Die Grundlage für die Tätigkeit der Kammer für Haftentschädigung war das Gesetz über die Entschädigung für Freiheitsentziehung aus politischen, rassischen und religiösen Gründen.
Der Antragsteller wurde zur Überprüfung seines Falles zur entsprechenden Sitzung der Kammer eingeladen und nach Einzelheiten befragt. In den meisten Fällen ging das glatt über die Bühne. Wenn die Mehrheit der Kammer für den Antrag entschied und der Regierungsvertreter keinen Einspruch erhob, so war die Entschädigung genehmigt.

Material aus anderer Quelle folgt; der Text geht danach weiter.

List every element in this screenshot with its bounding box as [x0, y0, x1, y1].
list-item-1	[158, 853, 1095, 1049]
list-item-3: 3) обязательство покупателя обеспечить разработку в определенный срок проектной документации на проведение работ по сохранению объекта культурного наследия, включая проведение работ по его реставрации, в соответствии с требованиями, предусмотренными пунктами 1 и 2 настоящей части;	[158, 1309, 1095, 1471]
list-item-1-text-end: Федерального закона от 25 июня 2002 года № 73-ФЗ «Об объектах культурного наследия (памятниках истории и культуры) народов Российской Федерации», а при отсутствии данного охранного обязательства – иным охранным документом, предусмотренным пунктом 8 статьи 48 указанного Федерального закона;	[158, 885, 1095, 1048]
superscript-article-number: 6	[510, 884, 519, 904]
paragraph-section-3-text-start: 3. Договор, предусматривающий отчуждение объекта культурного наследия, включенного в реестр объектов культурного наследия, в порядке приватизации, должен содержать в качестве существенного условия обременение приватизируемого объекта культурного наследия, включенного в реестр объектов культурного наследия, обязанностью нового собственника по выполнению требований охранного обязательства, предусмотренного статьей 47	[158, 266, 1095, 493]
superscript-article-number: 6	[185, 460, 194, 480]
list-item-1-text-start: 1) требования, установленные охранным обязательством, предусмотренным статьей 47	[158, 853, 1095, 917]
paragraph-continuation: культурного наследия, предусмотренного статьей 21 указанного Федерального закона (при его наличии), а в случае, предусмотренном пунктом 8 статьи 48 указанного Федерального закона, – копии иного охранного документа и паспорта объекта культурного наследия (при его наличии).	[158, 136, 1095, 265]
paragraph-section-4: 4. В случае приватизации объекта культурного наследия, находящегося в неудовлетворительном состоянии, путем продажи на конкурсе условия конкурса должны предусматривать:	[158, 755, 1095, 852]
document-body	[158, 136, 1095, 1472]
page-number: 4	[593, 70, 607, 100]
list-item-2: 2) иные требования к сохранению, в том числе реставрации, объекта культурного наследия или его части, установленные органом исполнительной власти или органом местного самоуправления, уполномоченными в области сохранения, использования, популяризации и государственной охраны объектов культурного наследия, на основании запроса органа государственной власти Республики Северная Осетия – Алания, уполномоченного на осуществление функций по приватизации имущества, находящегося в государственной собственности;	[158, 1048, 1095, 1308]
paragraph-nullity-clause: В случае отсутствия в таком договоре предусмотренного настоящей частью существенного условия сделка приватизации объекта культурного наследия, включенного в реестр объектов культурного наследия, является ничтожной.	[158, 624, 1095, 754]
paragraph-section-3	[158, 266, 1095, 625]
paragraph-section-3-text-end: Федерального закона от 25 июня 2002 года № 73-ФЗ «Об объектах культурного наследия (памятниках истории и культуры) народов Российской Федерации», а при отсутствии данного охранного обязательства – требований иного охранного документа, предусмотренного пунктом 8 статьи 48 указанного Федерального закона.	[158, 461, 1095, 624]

Eines Tages jedoch drohte die Glaubwürdigkeit unserer Partei erschüttert zu werden. Der Genosse Köster aus Kleve wurde eingehend nach seinen Haftzeiten befragt und ob er dies durch Zeugen bestätigen lassen könne. Jedoch konnte er keine zufriedenstellenden Angaben machen. Er wurde aus dem Sitzungszimmer gewiesen, und dann wurde ich mit Fragen bestürmt: »Sagen Sie mal, Herr Dickhut, Sie haben doch die Bescheinigung unterzeichnet. Wie ist es möglich, daß auf dieser Bescheinigung Haftzeiten vermerkt sind, die der Antragsteller nicht nachweisen kann?« Mir wurde sofort klar, daß unsere bisherigen Bescheinigungen, etwa 7 000, hinfällig, zumindest unglaubwürdig werden würden, wenn es mir nicht gelang, auch in diesem Fall den Nachweis einwandfrei zu bringen. Auf die Fragen der Kammermitglieder antwortete ich lächelnd: »Wir verlassen uns nicht nur auf das, was die Antragsteller sagen, sondern lassen uns auch von anderen Zeugen die Angaben bestätigen.« »Können Sie den Nachweis bis zur nächsten Sitzung (vierzehn Tage später) erbringen?« Ich sagte das zu.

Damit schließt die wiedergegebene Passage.